Hay muchos inversores que cuando llega el periodo de vacaciones suelen deshacerse de aquellas posiciones que son más arriesgadas a fin de pasar unos días sin sobresaltos. Pero esto no suele ocurrir hasta el mes de julio. ¿Merecería la pena que este año la prudencia hiciera acto de presencia un par de meses antes? Veamos. En estos días la situación es un tanto preocupante. Por supuesto sin caer en el catastrofismo. El incremento en los precios del crudo parece que terminará acelerando definitivamente la inflación. El presidente del BCE, Jean Claude Trichet, ya ha anunciado una cierta aceleración en las subidas de tipos en la UME, los beneficios empresariales parece que se desaceleran ligeramente y los precios de las acciones llevan tres años y medio con una aceleración creciente. De hecho, el mercado acumula ya un par de meses dando muestras de demasiadas dudas, que ha desencadenado en el susto de las últimas jornadas.
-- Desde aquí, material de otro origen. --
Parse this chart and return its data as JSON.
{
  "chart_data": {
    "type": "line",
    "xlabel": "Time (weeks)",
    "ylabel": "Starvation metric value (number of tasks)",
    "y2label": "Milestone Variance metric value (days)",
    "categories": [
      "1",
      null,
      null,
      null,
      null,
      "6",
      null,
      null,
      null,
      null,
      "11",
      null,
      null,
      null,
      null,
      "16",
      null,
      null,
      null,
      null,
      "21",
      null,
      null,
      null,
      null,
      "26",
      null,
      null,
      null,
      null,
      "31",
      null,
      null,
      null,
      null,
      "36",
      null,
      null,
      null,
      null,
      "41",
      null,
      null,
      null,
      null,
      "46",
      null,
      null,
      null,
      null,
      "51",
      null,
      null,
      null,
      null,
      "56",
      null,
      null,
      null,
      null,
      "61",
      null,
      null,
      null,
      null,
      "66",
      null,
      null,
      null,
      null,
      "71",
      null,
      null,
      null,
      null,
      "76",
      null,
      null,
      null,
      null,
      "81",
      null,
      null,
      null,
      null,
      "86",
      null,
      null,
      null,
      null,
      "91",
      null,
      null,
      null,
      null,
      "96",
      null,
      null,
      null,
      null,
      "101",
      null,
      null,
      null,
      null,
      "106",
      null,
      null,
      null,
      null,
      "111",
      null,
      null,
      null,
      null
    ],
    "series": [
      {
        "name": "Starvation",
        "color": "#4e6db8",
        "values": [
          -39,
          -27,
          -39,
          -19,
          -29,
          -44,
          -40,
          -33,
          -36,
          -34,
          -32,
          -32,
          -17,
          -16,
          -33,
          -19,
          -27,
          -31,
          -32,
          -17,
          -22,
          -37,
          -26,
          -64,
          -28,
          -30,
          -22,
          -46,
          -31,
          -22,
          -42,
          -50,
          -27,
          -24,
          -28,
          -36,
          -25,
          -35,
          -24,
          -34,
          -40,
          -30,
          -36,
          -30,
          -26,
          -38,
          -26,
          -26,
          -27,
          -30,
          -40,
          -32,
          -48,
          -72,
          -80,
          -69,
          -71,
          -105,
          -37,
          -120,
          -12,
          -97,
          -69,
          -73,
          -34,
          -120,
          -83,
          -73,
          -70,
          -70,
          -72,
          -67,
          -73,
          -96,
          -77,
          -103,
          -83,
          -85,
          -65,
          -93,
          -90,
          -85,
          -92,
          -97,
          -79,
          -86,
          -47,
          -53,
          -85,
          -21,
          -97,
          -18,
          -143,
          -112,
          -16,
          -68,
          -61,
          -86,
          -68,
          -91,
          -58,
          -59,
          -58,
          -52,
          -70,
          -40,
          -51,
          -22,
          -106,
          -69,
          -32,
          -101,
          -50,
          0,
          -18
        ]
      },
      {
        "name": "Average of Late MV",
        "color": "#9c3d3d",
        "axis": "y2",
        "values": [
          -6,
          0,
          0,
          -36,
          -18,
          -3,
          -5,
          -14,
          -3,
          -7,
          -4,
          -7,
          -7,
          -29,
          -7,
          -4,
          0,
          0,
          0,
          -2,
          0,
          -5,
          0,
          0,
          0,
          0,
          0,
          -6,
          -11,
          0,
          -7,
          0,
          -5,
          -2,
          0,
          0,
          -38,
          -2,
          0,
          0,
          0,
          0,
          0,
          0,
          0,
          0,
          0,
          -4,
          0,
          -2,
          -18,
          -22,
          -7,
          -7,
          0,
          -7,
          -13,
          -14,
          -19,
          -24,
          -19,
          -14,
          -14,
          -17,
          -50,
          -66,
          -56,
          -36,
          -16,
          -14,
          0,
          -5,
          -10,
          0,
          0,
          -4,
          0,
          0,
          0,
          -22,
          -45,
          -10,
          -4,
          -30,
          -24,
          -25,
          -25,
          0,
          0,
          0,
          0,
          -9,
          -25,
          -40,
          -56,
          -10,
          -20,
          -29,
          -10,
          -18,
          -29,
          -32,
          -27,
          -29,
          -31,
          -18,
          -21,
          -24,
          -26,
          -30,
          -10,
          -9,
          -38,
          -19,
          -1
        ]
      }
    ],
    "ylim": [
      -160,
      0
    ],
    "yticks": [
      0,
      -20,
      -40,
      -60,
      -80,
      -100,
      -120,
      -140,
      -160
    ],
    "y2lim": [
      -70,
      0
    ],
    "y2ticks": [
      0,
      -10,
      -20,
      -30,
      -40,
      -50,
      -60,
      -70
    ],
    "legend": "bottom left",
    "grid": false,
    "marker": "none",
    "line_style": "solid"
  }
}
Por lo tanto, el sentido común (que es algo al que todo el mundo apela pero que unas veces por razones intelectuales y otras veces por razones viscerales nadie suele utilizar) nos dice que ha llegado el momento de tomar un descanso. Quizá lo razonable sería adelantar este año algo las decisiones de venta y afrontar el último tramo de la primavera con una mayor liquidez. Si lo hacemos así, probablemente durante el mes de agosto podamos impresionar a nuestro vecino de hamaca transmitiendo por el móvil órdenes de compra desde la playa.
Jorge V. Sanz Barriopedro es consejero delegado de Atlas Capital.